Врач закрыл свой чемоданчик и попрощался, но в дверях остановился и сказал участливо:
— А то хорошо бы поехать на юг, месяц-другой отдохнуть.
— Понятно, — угрюмо повторил Буров.
И почему-то подумал тотчас: «Узнает о внезапной моей хвори Савранов и обрадуется. Дескать, «козлы» в покое оставит. Нет, не дождется!»
…Прошло две недели, Буров почувствовал себя лучше и, не долежав положенных по больничному листу дней, поднялся и отправился на комбинат.
Вошел в цех и прежде чем направиться в конторку мастера, где перед сменой собираются машинисты и такелажники, остановился, постоял. Впереди качалось знойное марево от горячего шлака, взметывалось то там, то тут медное пламя; на пламя наплывал черный загустелый дым, и оно, желтея и точно уставая, падало. Словно в озноб бросало металлические стены цеха, и дрожь эта передавалась земле, и земля тоже вздрагивала. Прямо из марева дымов и пламени, утомленно ревя, выкатывались мостовые краны. Сухо и звонко щелкали контакты, свиристели редукторы, натруженно скрежетали катки.
В конторке было дымно от папирос, темновато. В окружении машинистов и такелажников сидел старик Еремеич. Он струил через пальцы отменную рыжекудрую бороду — так он важнее и солиднее — и рассказывал:
— Вот, значит, и пишет: дескать, по моему мнению, гудки в наше время на заводах не нужны, энергия тратится впустую и так дале. И просит, чтобы другие в газете высказали свое соображение по такому вопросу… Ах, чертов сын! — не выдержав, подскакивает на месте Еремеич и хлопает себя кулаком по колену.

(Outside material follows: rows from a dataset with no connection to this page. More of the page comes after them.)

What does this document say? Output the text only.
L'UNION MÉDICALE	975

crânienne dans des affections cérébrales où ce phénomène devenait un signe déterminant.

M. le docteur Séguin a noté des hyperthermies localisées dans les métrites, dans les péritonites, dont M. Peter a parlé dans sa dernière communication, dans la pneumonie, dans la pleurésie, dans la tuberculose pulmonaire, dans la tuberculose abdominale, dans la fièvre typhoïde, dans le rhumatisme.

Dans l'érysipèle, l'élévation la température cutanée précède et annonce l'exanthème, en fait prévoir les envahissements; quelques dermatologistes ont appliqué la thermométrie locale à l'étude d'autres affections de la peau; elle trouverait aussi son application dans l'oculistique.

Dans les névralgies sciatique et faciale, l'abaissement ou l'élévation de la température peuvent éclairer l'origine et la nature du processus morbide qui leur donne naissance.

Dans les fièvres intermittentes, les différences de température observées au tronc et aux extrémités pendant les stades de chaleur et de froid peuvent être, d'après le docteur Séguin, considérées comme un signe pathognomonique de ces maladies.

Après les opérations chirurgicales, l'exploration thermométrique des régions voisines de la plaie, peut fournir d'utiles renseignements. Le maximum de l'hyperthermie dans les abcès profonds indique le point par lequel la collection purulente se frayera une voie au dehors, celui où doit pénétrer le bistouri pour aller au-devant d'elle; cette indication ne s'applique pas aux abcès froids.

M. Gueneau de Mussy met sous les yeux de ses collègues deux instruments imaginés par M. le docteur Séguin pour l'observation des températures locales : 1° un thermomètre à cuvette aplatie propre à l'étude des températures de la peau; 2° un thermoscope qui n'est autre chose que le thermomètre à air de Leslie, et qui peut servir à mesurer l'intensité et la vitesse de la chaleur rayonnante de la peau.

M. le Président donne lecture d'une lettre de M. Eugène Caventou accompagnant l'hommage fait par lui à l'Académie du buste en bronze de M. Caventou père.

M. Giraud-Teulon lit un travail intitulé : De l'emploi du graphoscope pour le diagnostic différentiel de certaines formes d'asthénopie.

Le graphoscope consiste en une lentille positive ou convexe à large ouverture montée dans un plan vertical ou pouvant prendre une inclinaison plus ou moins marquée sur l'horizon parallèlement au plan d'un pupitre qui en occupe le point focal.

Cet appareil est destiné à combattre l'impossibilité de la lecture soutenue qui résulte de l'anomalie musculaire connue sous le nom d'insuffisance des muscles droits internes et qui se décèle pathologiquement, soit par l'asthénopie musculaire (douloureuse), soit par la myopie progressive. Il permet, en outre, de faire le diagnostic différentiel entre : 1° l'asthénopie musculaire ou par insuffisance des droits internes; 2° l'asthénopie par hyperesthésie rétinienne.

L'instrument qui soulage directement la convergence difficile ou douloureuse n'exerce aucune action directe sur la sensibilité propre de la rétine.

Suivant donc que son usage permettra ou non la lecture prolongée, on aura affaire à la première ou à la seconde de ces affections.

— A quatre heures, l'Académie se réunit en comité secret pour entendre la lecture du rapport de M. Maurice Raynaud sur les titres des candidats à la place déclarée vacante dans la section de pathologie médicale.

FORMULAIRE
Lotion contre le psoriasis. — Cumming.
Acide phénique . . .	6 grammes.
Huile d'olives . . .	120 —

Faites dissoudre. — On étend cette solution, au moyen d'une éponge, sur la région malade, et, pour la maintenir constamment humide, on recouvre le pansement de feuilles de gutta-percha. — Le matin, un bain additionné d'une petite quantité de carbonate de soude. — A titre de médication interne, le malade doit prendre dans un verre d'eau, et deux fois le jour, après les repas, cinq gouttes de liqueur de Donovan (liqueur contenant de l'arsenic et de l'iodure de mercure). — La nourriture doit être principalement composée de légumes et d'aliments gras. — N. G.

Посмеялись горячности Еремеича.
— А мы выскажем наше соображение, — как будто угрожая кому-то, глухо пообещал такелажник Вавилов и кашлянул.

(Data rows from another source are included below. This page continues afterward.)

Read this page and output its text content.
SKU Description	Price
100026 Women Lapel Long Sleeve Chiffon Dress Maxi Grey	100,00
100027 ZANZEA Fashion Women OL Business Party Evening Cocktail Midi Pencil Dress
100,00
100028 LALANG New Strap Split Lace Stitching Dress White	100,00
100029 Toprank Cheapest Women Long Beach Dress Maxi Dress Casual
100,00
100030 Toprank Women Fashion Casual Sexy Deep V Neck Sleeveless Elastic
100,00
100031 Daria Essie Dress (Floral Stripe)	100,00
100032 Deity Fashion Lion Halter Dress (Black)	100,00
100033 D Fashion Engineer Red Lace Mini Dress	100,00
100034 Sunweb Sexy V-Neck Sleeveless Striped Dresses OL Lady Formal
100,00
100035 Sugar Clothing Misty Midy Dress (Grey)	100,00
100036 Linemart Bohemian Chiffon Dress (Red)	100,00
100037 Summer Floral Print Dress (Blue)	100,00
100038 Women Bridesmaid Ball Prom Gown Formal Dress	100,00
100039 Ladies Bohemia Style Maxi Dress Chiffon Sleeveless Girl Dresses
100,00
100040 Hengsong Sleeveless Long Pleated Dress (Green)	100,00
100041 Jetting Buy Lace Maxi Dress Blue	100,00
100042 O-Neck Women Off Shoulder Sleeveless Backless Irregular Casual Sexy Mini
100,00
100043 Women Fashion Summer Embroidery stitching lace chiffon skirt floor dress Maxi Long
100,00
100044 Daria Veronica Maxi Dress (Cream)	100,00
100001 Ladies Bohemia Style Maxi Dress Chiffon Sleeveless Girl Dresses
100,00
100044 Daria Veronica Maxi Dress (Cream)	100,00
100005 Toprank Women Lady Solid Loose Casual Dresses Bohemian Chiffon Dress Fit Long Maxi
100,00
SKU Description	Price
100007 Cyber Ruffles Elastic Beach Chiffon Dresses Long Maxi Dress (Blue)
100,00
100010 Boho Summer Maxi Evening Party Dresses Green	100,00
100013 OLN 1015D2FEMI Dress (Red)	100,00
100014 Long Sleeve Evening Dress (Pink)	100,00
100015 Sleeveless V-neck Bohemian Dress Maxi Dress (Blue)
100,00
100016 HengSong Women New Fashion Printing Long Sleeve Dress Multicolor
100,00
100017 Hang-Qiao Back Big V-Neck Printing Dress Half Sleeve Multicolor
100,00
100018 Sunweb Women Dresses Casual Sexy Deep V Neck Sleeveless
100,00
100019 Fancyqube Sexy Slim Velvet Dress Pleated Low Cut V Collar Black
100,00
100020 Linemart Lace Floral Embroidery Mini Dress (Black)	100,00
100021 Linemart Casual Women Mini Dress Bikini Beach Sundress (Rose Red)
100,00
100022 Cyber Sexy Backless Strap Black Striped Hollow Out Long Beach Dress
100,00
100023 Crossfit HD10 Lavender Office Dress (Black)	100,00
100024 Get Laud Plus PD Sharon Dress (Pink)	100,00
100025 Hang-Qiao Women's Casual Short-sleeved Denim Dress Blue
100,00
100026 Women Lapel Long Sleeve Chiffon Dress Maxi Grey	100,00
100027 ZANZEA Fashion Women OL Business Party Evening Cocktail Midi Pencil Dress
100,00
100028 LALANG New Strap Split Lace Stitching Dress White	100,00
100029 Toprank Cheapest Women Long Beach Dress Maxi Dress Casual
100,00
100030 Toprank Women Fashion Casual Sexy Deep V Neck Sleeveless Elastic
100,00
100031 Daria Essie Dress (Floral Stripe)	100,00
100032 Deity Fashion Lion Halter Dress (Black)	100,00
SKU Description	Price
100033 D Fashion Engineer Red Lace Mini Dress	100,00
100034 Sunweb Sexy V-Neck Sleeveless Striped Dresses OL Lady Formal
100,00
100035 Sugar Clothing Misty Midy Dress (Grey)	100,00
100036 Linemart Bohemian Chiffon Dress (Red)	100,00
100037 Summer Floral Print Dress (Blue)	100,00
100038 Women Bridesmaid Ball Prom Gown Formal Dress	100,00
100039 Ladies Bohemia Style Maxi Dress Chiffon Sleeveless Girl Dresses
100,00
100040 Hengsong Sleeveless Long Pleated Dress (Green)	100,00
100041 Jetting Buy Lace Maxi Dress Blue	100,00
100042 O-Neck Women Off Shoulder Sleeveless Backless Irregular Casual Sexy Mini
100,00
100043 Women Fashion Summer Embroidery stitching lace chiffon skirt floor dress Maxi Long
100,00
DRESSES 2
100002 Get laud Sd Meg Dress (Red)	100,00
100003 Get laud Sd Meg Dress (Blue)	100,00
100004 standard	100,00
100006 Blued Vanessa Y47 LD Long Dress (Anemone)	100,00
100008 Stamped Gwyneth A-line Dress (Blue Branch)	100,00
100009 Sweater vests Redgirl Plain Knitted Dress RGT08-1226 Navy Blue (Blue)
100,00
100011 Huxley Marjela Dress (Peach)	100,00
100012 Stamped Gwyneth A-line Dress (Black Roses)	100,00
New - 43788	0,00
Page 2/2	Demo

На середину конторки, растолкав всех, выскочил Артем Горячев.
— Это глупо! Глупо и несерьезно!.. Заводские гудки — это традиция рабочего класса, к ним привыкли. Да если я не услышу утром гудка, мне и не захочется на работу шагать. Запросто! Верно ведь, Еремеич?

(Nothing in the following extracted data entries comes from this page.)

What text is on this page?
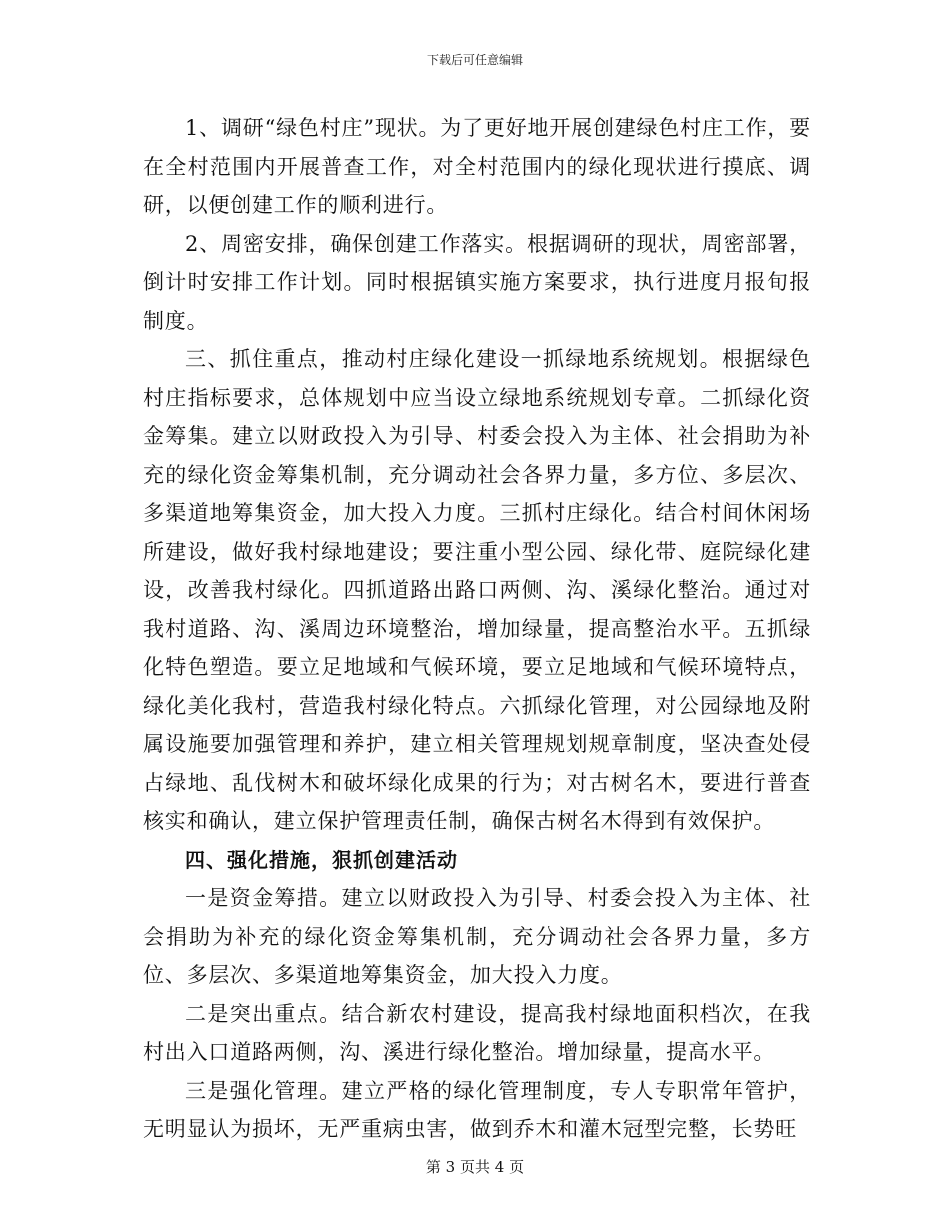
下载后可任意编辑

1、调研“绿色村庄”现状。为了更好地开展创建绿色村庄工作，要在全村范围内开展普查工作，对全村范围内的绿化现状进行摸底、调研，以便创建工作的顺利进行。

2、周密安排，确保创建工作落实。根据调研的现状，周密部署，倒计时安排工作计划。同时根据镇实施方案要求，执行进度月报旬报制度。

三、抓住重点，推动村庄绿化建设一抓绿地系统规划。根据绿色村庄指标要求，总体规划中应当设立绿地系统规划专章。二抓绿化资金筹集。建立以财政投入为引导、村委会投入为主体、社会捐助为补充的绿化资金筹集机制，充分调动社会各界力量，多方位、多层次、多渠道地筹集资金，加大投入力度。三抓村庄绿化。结合村间休闲场所建设，做好我村绿地建设；要注重小型公园、绿化带、庭院绿化建设，改善我村绿化。四抓道路出路口两侧、沟、溪绿化整治。通过对我村道路、沟、溪周边环境整治，增加绿量，提高整治水平。五抓绿化特色塑造。要立足地域和气候环境，要立足地域和气候环境特点，绿化美化我村，营造我村绿化特点。六抓绿化管理，对公园绿地及附属设施要加强管理和养护，建立相关管理规划规章制度，坚决查处侵占绿地、乱伐树木和破坏绿化成果的行为；对古树名木，要进行普查核实和确认，建立保护管理责任制，确保古树名木得到有效保护。

四、强化措施，狠抓创建活动

一是资金筹措。建立以财政投入为引导、村委会投入为主体、社会捐助为补充的绿化资金筹集机制，充分调动社会各界力量，多方位、多层次、多渠道地筹集资金，加大投入力度。

二是突出重点。结合新农村建设，提高我村绿地面积档次，在我村出入口道路两侧，沟、溪进行绿化整治。增加绿量，提高水平。

三是强化管理。建立严格的绿化管理制度，专人专职常年管护，无明显认为损坏，无严重病虫害，做到乔木和灌木冠型完整，长势旺

第 3 页共 4 页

Пальцы Еремеича замерли в бороде. Он неуверенно согласился с парнем:
— Так будто…
Обратился к Бурову, грустновато качнув головой:
— Слыхал? Вот ведь пронблему подняла городская газета. Подавать гудки или нет?
Буров усмехнулся, шагнул от двери. Шагнул и показалось: пол стал зыбким, а конторка медленно-медленно полнится звоном. В цехе закончила работу смена, смолкли краны, стены стряхнули дрожь. Повисая над крышей цеха, тягуче запел гудок.
Вышли из конторки и присели в ожидании смены возле электрощитовой будки. Еремеич запыхтел папиросой, пряча за клочьями дыма лицо, спросил нерешительно:
— Вот… говорят… с начальником цеха не поладил?..
— Откуда ты взял? — покраснел Буров. Подумалось, что разговор с Саврановым до мельчайших подробностей известен теперь всем, и обеспокоился. Знают! И о грядках знают, и о тихой жизни на окраине…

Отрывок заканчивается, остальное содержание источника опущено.